Sur les canines, une arête centrale divise la concavité en deux versants (mésial et distal), renforçant leur rôle de guide en latéralité — ce qu’on appelle le guide canin.
2.2 Secteur Postérieur : Prémolaires et Molaires
Les dents postérieures sont de type cuspidé et constituent le moteur de la mastication. Leurs éléments anatomiques essentiels sont :
Les cuspides, divisées en deux catégories fonctionnellement distinctes :
| Type de cuspide | Localisation | Forme | Rôle principal |
|---|---|---|---|
| Cuspides d’appui (primaires) | Vestibulaires inf. / Palatines sup. | Arrondie, globuleuse | Fixer la DVO, écraser les aliments |
| Cuspides de préhension (secondaires) | Vestibulaires sup. / Linguales inf. | Acérée, pointue | Dilacérer le bol alimentaire, protéger les tissus mous |
Les sillons occlusaux assurent l’évacuation du bol alimentaire et créent des structures tranchantes (sillons secondaires) qui participent à la découpe des aliments.
La table occlusale — la surface fonctionnelle comprise entre les pointes cuspidiennes — représente environ 60 % de la largeur vestibulo-linguale de chaque dent. Cette constance anatomique est un repère clinique précieux lors des reconstructions prothétiques.
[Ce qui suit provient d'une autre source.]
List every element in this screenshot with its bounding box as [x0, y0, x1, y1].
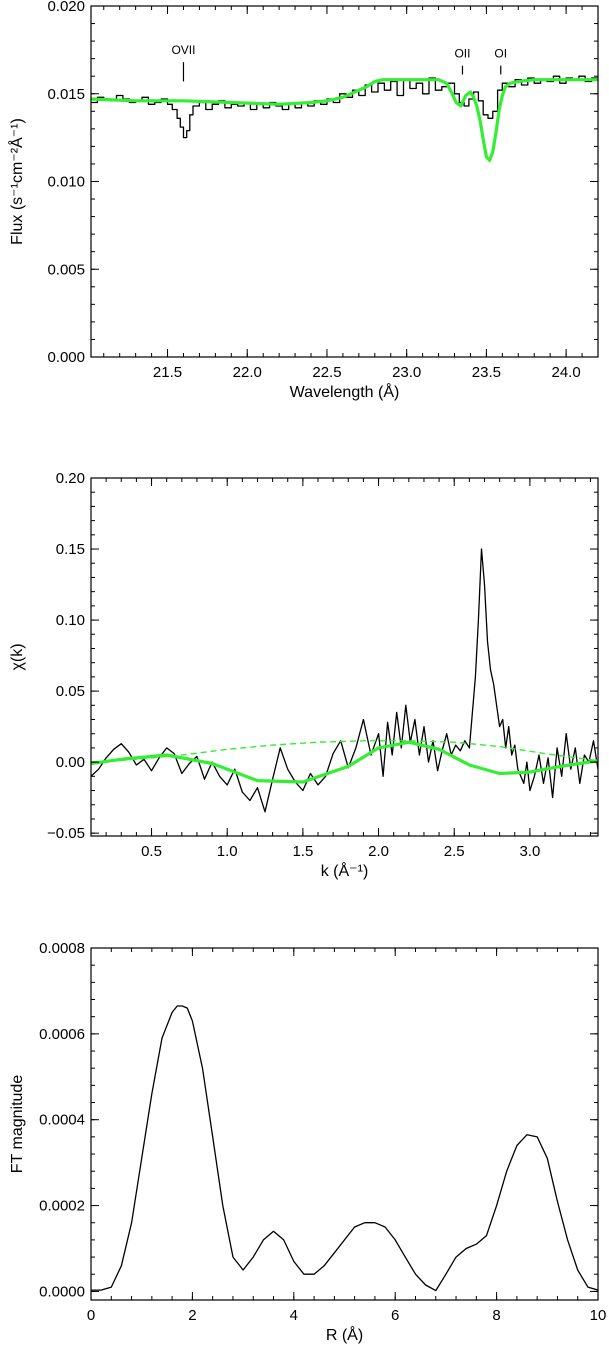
chi-ytick-label: 0.05	[56, 683, 85, 700]
flux-ytick-label: 0.020	[47, 0, 85, 15]
flux-panel: 21.5 22.0 22.5 23.0 23.5 24.0 0.000 0.005 0.010 0…	[7, 0, 599, 401]
chi-ytick-label: 0.00	[56, 754, 85, 771]
chi-xtick-label: 1.5	[292, 843, 313, 860]
ft-xtick-label: 10	[590, 1307, 607, 1324]
chi-xtick-label: 3.0	[519, 843, 540, 860]
chi-ylabel: χ(k)	[9, 643, 26, 670]
ft-panel: 0 2 4 6 8 10 0.0000 0.0002 0.0004 0.0006 0.0008 R (…	[9, 940, 606, 1344]
flux-annotation-label: OII	[454, 47, 470, 61]
flux-plot-frame	[90, 5, 599, 358]
ft-xtick-label: 2	[188, 1307, 196, 1324]
ft-ytick-label: 0.0002	[39, 1198, 85, 1215]
chi-xtick-label: 0.5	[141, 843, 162, 860]
chi-ytick-label: 0.10	[56, 612, 85, 629]
ft-xlabel: R (Å)	[326, 1325, 363, 1344]
flux-xlabel: Wavelength (Å)	[290, 382, 400, 401]
flux-series-1	[91, 78, 598, 162]
flux-xtick-label: 22.5	[312, 364, 341, 381]
flux-series-0	[91, 75, 598, 139]
chi-series-1	[91, 740, 598, 784]
chi-ytick-label: 0.20	[56, 470, 85, 487]
chi-ytick-label: 0.15	[56, 541, 85, 558]
ft-xtick-label: 0	[87, 1307, 95, 1324]
flux-xtick-label: 22.0	[233, 364, 262, 381]
ft-xtick-label: 4	[290, 1307, 298, 1324]
ft-ytick-label: 0.0008	[39, 940, 85, 957]
ft-series-0	[91, 1005, 598, 1292]
flux-ytick-label: 0.005	[47, 261, 85, 278]
ft-plot-frame	[90, 947, 599, 1301]
chi-xtick-label: 1.0	[217, 843, 238, 860]
flux-xtick-label: 23.5	[472, 364, 501, 381]
flux-xtick-label: 23.0	[392, 364, 421, 381]
chi-xtick-label: 2.5	[444, 843, 465, 860]
ft-ytick-label: 0.0006	[39, 1026, 85, 1043]
flux-ytick-label: 0.000	[47, 349, 85, 366]
chi-xlabel: k (Å⁻¹)	[321, 861, 369, 880]
flux-xtick-label: 21.5	[153, 364, 182, 381]
chi-series-2	[91, 740, 598, 763]
chi-series-0	[91, 548, 598, 813]
flux-xtick-label: 24.0	[552, 364, 581, 381]
flux-annotation-label: OVII	[171, 43, 195, 57]
flux-annotation-label: OI	[494, 47, 507, 61]
chi-panel: 0.5 1.0 1.5 2.0 2.5 3.0 −0.05 0.00 0.05 0.10 0.15 0…	[9, 470, 599, 880]
flux-ylabel: Flux (s⁻¹cm⁻²Å⁻¹)	[7, 118, 26, 245]
ft-ytick-label: 0.0004	[39, 1112, 85, 1129]
ft-ylabel: FT magnitude	[9, 1075, 26, 1174]
flux-ytick-label: 0.010	[47, 174, 85, 191]
ft-xtick-label: 8	[492, 1307, 500, 1324]
chi-ytick-label: −0.05	[47, 825, 85, 842]
chi-plot-frame	[90, 477, 599, 837]
flux-ytick-label: 0.015	[47, 86, 85, 103]
ft-xtick-label: 6	[391, 1307, 399, 1324]
ft-ytick-label: 0.0000	[39, 1283, 85, 1300]
chi-xtick-label: 2.0	[368, 843, 389, 860]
3. Organisation des Arcades Dentaires
3.1 Forme des Arcades
L’arcade dentaire n’est pas un simple arc de cercle. Sa géométrie répond à des impératifs biomécaniques précis :
- L’arcade maxillaire adopte une forme ellipsoïde (demi-ellipse)
- L’arcade mandibulaire prend la forme d’une parabole
Cette légère différence de forme explique que l’arcade maxillaire est légèrement plus grande que l’arcade mandibulaire. Elle permet l’engrènement cuspidien qui caractérise la normocclusion : l’arcade inférieure s’inscrit à l’intérieur de l’arcade supérieure.
Des rotations axiales légères des prémolaires et molaires optimisent les contacts occlusaux et préviennent les interférences lors des mouvements de latéralité. Ces détails anatomiques, souvent méconnus, sont pourtant déterminants en prothèse et en orthodontie.
3.2 Les Courbes d’Occlusion
Représentation schématique des courbes d’occlusion sagittale et frontale
L’organisation tridimensionnelle des dents génère deux courbes fondamentales :
La courbe de Spee (sagittale) : courbe à concavité supérieure passant par la pointe canine mandibulaire et les sommets des cuspides vestibulaires, se prolongeant jusqu’aux condyles. Une courbe de Spee prononcée peut indiquer une éruption excessive des molaires ou une perte de calage postérieur.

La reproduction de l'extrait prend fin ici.